Published in final edited form as: Cell. 2018 Feb 1;172(4):706–718.e15. doi: 10.1016/j.cell.2018.01.008

Figure 5. RIM organizes release sites in dopamine neurons.

Figure 5

(A) Representative confocal images of VMAT2 and TH staining of the dorsal striatum in RIM control and RIM cKODA mice.

(B) Quantification of fluorescence intensity, size and density of VMAT2 and TH staining for images shown in (A). Each dot represents the mean of a single animal (average of 6–8 images). RIM cKODA values were normalized to their corresponding RIM control. For VMAT2, RIM control n = 3 mice, RIM cKODA, n = 3. For TH, RIM control n = 4, RIM cKODA n = 4.

(C) Quantification of tissue dopamine levels in the striatum measured by ELISA from mice after intraperitoneal injection of reserpine or DMSO two hours before the tissue harvest. Each dot is an average of two measurements from one animal. For DMSO, RIM control n = 4 mice, RIM cKODA n = 4. For reserpine, RIM control n = 5, RIM cKODA n = 3.

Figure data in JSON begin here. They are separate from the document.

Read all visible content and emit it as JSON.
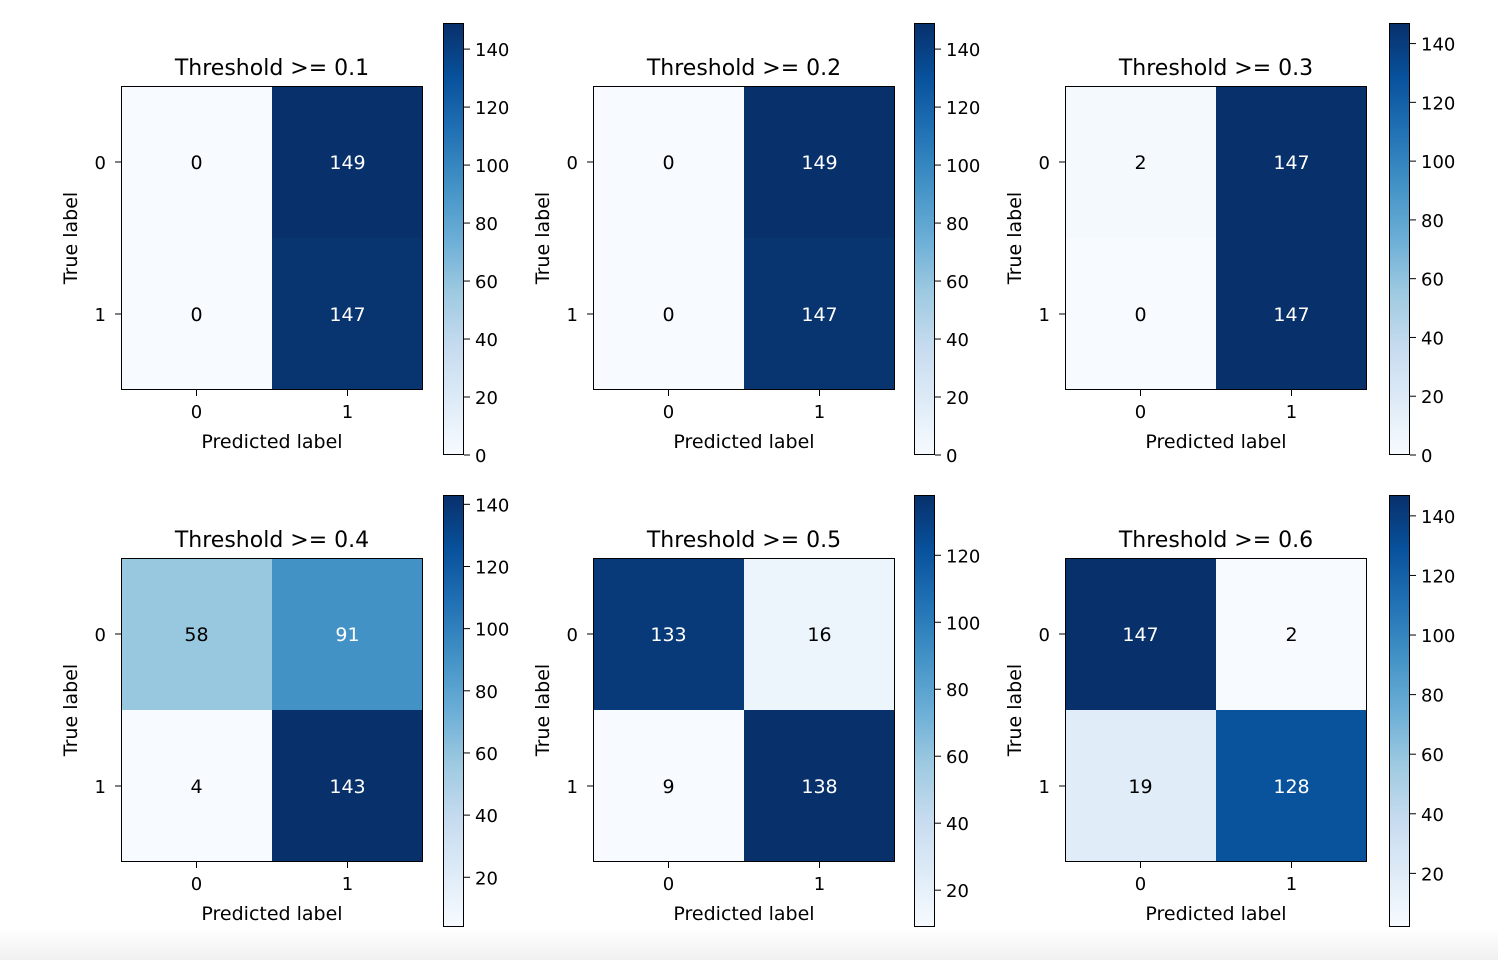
{
  "chart_data": [
    {
      "type": "heatmap",
      "title": "Threshold >= 0.1",
      "xlabel": "Predicted label",
      "ylabel": "True label",
      "x_ticks": [
        "0",
        "1"
      ],
      "y_ticks": [
        "0",
        "1"
      ],
      "matrix": [
        [
          0,
          149
        ],
        [
          0,
          147
        ]
      ],
      "cell_labels": [
        [
          "0",
          "149"
        ],
        [
          "0",
          "147"
        ]
      ],
      "colorbar": {
        "range": [
          0,
          149
        ],
        "ticks": [
          0,
          20,
          40,
          60,
          80,
          100,
          120,
          140
        ],
        "tick_labels": [
          "0",
          "20",
          "40",
          "60",
          "80",
          "100",
          "120",
          "140"
        ]
      }
    },
    {
      "type": "heatmap",
      "title": "Threshold >= 0.2",
      "xlabel": "Predicted label",
      "ylabel": "True label",
      "x_ticks": [
        "0",
        "1"
      ],
      "y_ticks": [
        "0",
        "1"
      ],
      "matrix": [
        [
          0,
          149
        ],
        [
          0,
          147
        ]
      ],
      "cell_labels": [
        [
          "0",
          "149"
        ],
        [
          "0",
          "147"
        ]
      ],
      "colorbar": {
        "range": [
          0,
          149
        ],
        "ticks": [
          0,
          20,
          40,
          60,
          80,
          100,
          120,
          140
        ],
        "tick_labels": [
          "0",
          "20",
          "40",
          "60",
          "80",
          "100",
          "120",
          "140"
        ]
      }
    },
    {
      "type": "heatmap",
      "title": "Threshold >= 0.3",
      "xlabel": "Predicted label",
      "ylabel": "True label",
      "x_ticks": [
        "0",
        "1"
      ],
      "y_ticks": [
        "0",
        "1"
      ],
      "matrix": [
        [
          2,
          147
        ],
        [
          0,
          147
        ]
      ],
      "cell_labels": [
        [
          "2",
          "147"
        ],
        [
          "0",
          "147"
        ]
      ],
      "colorbar": {
        "range": [
          0,
          147
        ],
        "ticks": [
          0,
          20,
          40,
          60,
          80,
          100,
          120,
          140
        ],
        "tick_labels": [
          "0",
          "20",
          "40",
          "60",
          "80",
          "100",
          "120",
          "140"
        ]
      }
    },
    {
      "type": "heatmap",
      "title": "Threshold >= 0.4",
      "xlabel": "Predicted label",
      "ylabel": "True label",
      "x_ticks": [
        "0",
        "1"
      ],
      "y_ticks": [
        "0",
        "1"
      ],
      "matrix": [
        [
          58,
          91
        ],
        [
          4,
          143
        ]
      ],
      "cell_labels": [
        [
          "58",
          "91"
        ],
        [
          "4",
          "143"
        ]
      ],
      "colorbar": {
        "range": [
          4,
          143
        ],
        "ticks": [
          20,
          40,
          60,
          80,
          100,
          120,
          140
        ],
        "tick_labels": [
          "20",
          "40",
          "60",
          "80",
          "100",
          "120",
          "140"
        ]
      }
    },
    {
      "type": "heatmap",
      "title": "Threshold >= 0.5",
      "xlabel": "Predicted label",
      "ylabel": "True label",
      "x_ticks": [
        "0",
        "1"
      ],
      "y_ticks": [
        "0",
        "1"
      ],
      "matrix": [
        [
          133,
          16
        ],
        [
          9,
          138
        ]
      ],
      "cell_labels": [
        [
          "133",
          "16"
        ],
        [
          "9",
          "138"
        ]
      ],
      "colorbar": {
        "range": [
          9,
          138
        ],
        "ticks": [
          20,
          40,
          60,
          80,
          100,
          120
        ],
        "tick_labels": [
          "20",
          "40",
          "60",
          "80",
          "100",
          "120"
        ]
      }
    },
    {
      "type": "heatmap",
      "title": "Threshold >= 0.6",
      "xlabel": "Predicted label",
      "ylabel": "True label",
      "x_ticks": [
        "0",
        "1"
      ],
      "y_ticks": [
        "0",
        "1"
      ],
      "matrix": [
        [
          147,
          2
        ],
        [
          19,
          128
        ]
      ],
      "cell_labels": [
        [
          "147",
          "2"
        ],
        [
          "19",
          "128"
        ]
      ],
      "colorbar": {
        "range": [
          2,
          147
        ],
        "ticks": [
          20,
          40,
          60,
          80,
          100,
          120,
          140
        ],
        "tick_labels": [
          "20",
          "40",
          "60",
          "80",
          "100",
          "120",
          "140"
        ]
      }
    }
  ],
  "colormap": {
    "name": "Blues",
    "stops": [
      "#f7fbff",
      "#deebf7",
      "#c6dbef",
      "#9ecae1",
      "#6baed6",
      "#4292c6",
      "#2171b5",
      "#08519c",
      "#08306b"
    ],
    "text_light": "#ffffff",
    "text_dark": "#000000"
  }
}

(D) Quantification of in vivo extracellular dopamine levels in the striatum measured by microdialysis in anesthetized mice before and during reverse dialysis of TTX. Dopamine levels are expressed normalized to the average in RIM control before reverse dialysis of TTX. RIM control n = 5 mice, RIM cKODA n = 5 (p < 0.001 for baseline levels, not significant for levels after TTX).

(E) Representative surface rendered images (5 × 5 × 2 μm3) of bassoon clusters within dopamine axons from RIM control and RIM cKODA mice.

(F) Quantification of density and size of bassoon clusters within dopamine axons in RIM control and RIM cKODA mice.

(G) Representative STED images of bassoon within dopamine synaptosomes from RIM control and RIM cKODA mice. Vesicles in dopaminergic neurons were labeled by crossing Cre-dependent synaptophysin-tdTomato mice (SYP-tdTomato) with DATIRES-Cre mice. For analysis of SYP-tdTomato expression in dopamine axons, and for analyses of Munc13 and Munc18 clusters, see Figure S5.

(H) Quantification of the bassoon area in (G). Each circle is the average of an image with 600–2100 synaptosomes. RIM control n = 14 images/3 mice, RIM cKODA n = 18/3.

All data are mean ± SEM. *** p < 0.001, **, p<0.01, ns, not significant; Mann-Whitney rank sum test for (B, F), Kruskal-Wallis analysis of variance with post hoc Dunn’s test for (C, D, H).